しかし,発刊後3年が経過し,その間,従来保険適用のなかった123I-MIBGシンチグラフィが褐色細胞腫の診断に適用となったこと,18F-FDG PETが悪性褐色細胞腫での転移病変の検索に使用可能となったことなど,診断面で大きな変化がみられた.また悪性褐色細胞腫の治療においても,根本的な治療法は未確立であるが,患者QOL向上のための様々な薬物治療に関する経験が集積されてきている.そこで今回,診断,治療面で最新の情報を追加すべく本書を改訂することとなった.初版の執筆に尽力いただいた先生方に再度ご無理を申し上げるとともに,新項目ではこの分野で活躍されている気鋭の先生方に執筆をお願いした.改訂版『褐色細胞腫診療マニュアル』が,難治性疾患である褐色細胞腫の診療水準向上に貢献できることを祈念するととともに,執筆いただいた先生方に深謝申し上げる次第である.
2011年12月
国立病院機構京都医療センター
内分泌代謝高血圧研究部 部長
成瀬光栄
序文 悪性褐色細胞腫の課題と動向(初版)
褐色細胞腫は原発性アルドステロン症,クッシング症候群とともに,治癒可能な副腎性高血圧症の代表的疾患と位置付けられている.カテコールアミン測定法と各種の画像検査は確立しており,これらの組み合わせにより,その診断は比較的容易である.αブロッカーによる降圧治療を主とする内科的治療は確立しており,また内視鏡的副腎摘出術を主とする外科的治療も一般的となっている.しかし,褐色細胞腫がほかの疾患と比較して大きく異なる点は,悪性の頻度が高く予後が不良なことである(図1).厚生省副腎ホルモン産生異常症調査研究班(名和田 新班長)の全国疫学調査では,褐色細胞腫の推定患者数は約1,000例でその11%,約100例が悪性褐色細胞腫と推測されている.原発性アルドステロン症では0.2%が悪性であるので,明らかに褐色細胞腫における悪性例が多い.しかも問題は初回診断時に良性か悪性かの鑑別が極めて困難な点である.遠隔転移があれば診断は容易であるが,副腎やその近傍に一側性,単発性腫瘍を認めた場合,通常は「良性」とみなされ,術後は血圧とカテコールアミンが正常化すると長期に経過観察されることはまれである.しかし,数年後に骨転移などの遠隔転移で初めて悪性であることが判明することが少なくない(図2).一般に働き盛りの年齢層に多く,緩徐にかつ進行性に増悪することから,患者への身体的負担は長期に亘り,家族も含めた精神的,経済的負担は計り知れない.さらに診断されても治療法は未確立で明らかに難治性内分泌疾患といえる.

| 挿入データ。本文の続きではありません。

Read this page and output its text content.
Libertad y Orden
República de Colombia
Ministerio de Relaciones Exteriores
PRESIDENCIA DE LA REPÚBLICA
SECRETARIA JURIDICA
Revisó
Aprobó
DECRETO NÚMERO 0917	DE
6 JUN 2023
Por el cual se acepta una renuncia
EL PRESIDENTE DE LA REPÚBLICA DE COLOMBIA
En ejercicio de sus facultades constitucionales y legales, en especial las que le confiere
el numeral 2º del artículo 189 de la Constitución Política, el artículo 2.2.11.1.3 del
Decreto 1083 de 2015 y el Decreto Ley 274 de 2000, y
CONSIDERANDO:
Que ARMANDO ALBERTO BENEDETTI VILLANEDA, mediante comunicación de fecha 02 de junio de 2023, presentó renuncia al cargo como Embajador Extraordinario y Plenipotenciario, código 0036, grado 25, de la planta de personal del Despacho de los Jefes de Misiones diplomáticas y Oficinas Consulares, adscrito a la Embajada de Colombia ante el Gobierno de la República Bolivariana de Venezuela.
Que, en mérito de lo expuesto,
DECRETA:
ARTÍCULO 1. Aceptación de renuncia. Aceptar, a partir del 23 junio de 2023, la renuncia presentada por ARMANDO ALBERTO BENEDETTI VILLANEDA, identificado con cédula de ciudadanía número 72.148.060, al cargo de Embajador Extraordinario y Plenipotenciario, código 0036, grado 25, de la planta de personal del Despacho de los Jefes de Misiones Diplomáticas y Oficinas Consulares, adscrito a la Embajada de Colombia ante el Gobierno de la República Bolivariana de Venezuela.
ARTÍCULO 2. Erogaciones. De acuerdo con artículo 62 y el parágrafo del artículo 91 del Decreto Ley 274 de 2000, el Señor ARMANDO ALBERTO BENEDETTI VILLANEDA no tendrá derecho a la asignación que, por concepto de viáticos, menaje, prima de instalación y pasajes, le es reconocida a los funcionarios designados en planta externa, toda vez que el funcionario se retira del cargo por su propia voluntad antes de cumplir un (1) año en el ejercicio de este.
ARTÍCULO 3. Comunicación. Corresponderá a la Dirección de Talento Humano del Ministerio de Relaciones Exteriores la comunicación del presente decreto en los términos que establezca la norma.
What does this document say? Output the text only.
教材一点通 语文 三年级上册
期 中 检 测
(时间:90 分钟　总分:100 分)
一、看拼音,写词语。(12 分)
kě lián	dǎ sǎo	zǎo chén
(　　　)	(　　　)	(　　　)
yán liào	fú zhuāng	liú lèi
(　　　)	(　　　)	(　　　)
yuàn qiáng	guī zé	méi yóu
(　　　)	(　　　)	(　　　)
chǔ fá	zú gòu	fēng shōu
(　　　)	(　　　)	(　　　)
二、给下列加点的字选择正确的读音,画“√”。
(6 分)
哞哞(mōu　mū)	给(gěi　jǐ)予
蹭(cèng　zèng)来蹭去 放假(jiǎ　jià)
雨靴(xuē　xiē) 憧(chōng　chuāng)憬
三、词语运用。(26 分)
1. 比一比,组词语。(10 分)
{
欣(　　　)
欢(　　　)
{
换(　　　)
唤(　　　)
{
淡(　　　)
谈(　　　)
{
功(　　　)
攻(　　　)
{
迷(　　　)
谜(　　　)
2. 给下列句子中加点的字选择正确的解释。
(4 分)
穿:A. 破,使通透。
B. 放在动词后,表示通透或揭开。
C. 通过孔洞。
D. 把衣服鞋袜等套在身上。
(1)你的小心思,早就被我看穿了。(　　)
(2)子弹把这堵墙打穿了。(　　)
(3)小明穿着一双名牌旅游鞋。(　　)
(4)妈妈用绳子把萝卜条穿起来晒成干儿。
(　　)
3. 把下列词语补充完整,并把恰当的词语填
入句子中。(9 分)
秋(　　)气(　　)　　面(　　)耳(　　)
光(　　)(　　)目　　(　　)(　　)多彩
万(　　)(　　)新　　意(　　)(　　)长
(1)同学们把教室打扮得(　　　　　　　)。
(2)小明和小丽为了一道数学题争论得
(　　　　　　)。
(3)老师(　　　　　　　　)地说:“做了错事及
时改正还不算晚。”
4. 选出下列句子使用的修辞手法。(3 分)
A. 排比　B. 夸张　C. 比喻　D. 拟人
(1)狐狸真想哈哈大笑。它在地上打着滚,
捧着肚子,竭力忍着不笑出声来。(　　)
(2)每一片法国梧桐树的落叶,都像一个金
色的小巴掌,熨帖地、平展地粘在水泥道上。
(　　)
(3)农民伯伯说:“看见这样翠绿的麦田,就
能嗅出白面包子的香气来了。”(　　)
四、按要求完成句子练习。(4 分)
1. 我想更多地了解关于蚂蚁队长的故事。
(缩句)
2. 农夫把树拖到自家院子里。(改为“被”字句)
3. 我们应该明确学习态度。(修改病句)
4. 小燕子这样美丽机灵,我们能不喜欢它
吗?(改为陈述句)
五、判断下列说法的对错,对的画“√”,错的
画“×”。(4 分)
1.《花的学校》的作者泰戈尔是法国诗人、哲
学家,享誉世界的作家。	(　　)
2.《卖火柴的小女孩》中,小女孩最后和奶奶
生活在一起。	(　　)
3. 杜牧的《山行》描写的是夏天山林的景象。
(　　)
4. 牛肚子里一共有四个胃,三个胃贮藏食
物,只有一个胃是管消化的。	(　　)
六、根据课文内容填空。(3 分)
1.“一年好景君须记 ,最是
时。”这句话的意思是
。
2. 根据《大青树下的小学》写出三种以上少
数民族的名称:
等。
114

これまで原発性アルドステロン症と比較して注目度ははるかに低かったが,近年,関連した論文数は増加しており,注目度が高まっている(図3).事実,このような悪性褐色細胞腫の現状を打破するべく,国内外で新たな取り組みがみられる.海外では米国NIHのグループを中心とした褐色細胞腫に関する国際組織PRESSORが設立され,患者家族会も積極的に立ち上げられている.一方,わが国では日本内分泌学会により臨床重要課題に指定され,検討委員会の活動を始めている.悪性褐色細胞腫はまれな疾患であるため,現状を改善するには図4に示した様々な取り組みが必要と考えられる.検討委員会による「診療指針」は褐色細胞腫を経験し得るすべての医師を対象としたもので,実際に患者を経験した場合に実施すべき標準的な診断,治療法に加え,臨床的評価は確定していないが,治療成績の向上に貢献し得る診療技術を実践的にまとめるものである.これに対して,本書は主に内分泌代謝の診療に従事する医師,専門医を対象としたもので,個々の項目を専門医が担当し,より詳しい情報を提供している.特に,早期診断マーカーと考えられる病理組織診断やSDH遺伝子解析,治療選択肢としての131I-MIBG治療,CVD併用を主とする化学療法に関しては国内外の動向を踏まえて,実施の実際,検査の意義と課題,倫理的問題,成績の現状などに重点をおいた内容とした.本書がわが国における悪性褐色細胞腫の診療水準向上に貢献できれば幸いである.